Autocratic Decision Making

Autocratic decision making involves one person making a decision. Autocratic leadership is vital in many workplace environments. This style is necessary within organizations and companies that demand error-free outcomes. The decision-maker evaluates possibilities, chooses a plan, and then the organization implements the plan with no input from other people. Autocratic decision making is when the leader maintains total control and ownership of the decision. The leader is also completely responsible for the good or bad outcome as a result of the decision. The leader does not ask for any suggestions or ideas from outside sources and decides from his or her own internal information and perception of the situation. The autocratic style carries extreme advantages and disadvantages.

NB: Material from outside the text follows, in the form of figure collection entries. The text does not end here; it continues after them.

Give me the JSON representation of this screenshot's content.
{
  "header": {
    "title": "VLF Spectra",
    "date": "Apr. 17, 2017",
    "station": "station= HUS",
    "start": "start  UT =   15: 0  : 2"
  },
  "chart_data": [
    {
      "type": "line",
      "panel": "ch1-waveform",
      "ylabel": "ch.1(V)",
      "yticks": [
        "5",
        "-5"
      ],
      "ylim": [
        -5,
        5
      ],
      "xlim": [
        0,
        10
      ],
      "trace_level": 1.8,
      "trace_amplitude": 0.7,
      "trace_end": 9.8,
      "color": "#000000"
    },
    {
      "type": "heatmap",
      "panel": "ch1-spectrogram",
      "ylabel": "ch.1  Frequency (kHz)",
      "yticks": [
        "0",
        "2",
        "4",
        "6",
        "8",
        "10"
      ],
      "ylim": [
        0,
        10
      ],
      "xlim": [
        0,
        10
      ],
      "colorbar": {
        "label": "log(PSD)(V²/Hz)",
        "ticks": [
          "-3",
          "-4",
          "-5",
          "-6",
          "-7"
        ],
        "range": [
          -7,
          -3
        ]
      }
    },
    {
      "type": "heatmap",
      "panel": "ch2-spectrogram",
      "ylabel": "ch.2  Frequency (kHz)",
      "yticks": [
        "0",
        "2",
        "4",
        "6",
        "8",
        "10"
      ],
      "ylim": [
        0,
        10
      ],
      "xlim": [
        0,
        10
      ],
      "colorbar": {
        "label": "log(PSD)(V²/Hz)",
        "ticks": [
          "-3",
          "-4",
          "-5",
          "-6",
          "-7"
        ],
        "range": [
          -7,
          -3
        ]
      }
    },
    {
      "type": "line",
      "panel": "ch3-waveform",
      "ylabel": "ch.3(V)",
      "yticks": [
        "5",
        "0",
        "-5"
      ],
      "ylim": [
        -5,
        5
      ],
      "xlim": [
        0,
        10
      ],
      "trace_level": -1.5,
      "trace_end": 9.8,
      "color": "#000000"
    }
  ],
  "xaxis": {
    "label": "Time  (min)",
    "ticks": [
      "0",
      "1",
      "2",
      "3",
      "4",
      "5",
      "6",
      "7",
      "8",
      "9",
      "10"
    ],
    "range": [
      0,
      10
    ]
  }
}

Advantages include a very fast decision, and personal responsibility by the leader, for the outcome. If an emergency situation exists, the autocratic style is usually the best choice. The disadvantages are varied and sometimes include less than desired effort from the people that must carry out the decision. If the employee is personally affected by the decision but not included when the decision is made, morale and effort may or may not suffer. It is not always predictable. If the outcome for the decision is not positive, members of the organization begin to feel they could have done a better job themselves and the leader may lose credibility.

Origin of the Concept

“Autocratic” comes from the Greek “auto,” meaning “self” or “alone,” and “kratos,” which means “power.” An autocratic person is a person who governs alone through his self-discretion.


The benefit of an autocratic decision-making style is that it’s fast and carries very few impediments to action. Unlike other decision styles that involve more than one person, an autocratic style requires only that one person take action. Time spent communicating, debating and deliberating is therefore minimized. In situations when time is of utmost importance, an autocratic style can be very effective. If the decision maker has good judgment and the right attitude toward the group, the autocratic style can work.


Autocracy has severe drawbacks. Reliance on one person’s opinion to guide group decisions means trusting the leader’s wisdom, intentions and conscientiousness. Even a very effective person is prone to mistakes, and diffusing power and responsibilities to more than one person allows for deliberation, debate and a more carefully considered plan. It also relieves the leader of the pressures of decision-making. Autocracy relieves other group members of responsibility for the fate of the group. This can make group members apathetic and resigned.


Autocratic decision is stigmatized by its history. Many of the great villains of the modern era — including Hitler and Stalin — were autocrats. Often, an autocratic decision-maker has difficulty abdicating power and begins to act in her own interest instead of that of the group. But because she holds all decision-making power, it’s difficult to unseat her.

The difference between the democratic and autocratic decision making is that in the latter the decision making is fast since it is goal-directed whereas the democratic style is people-oriented and hence the decision making is slow. Thus, the results are obtained faster in the case of the autocratic participative decision making.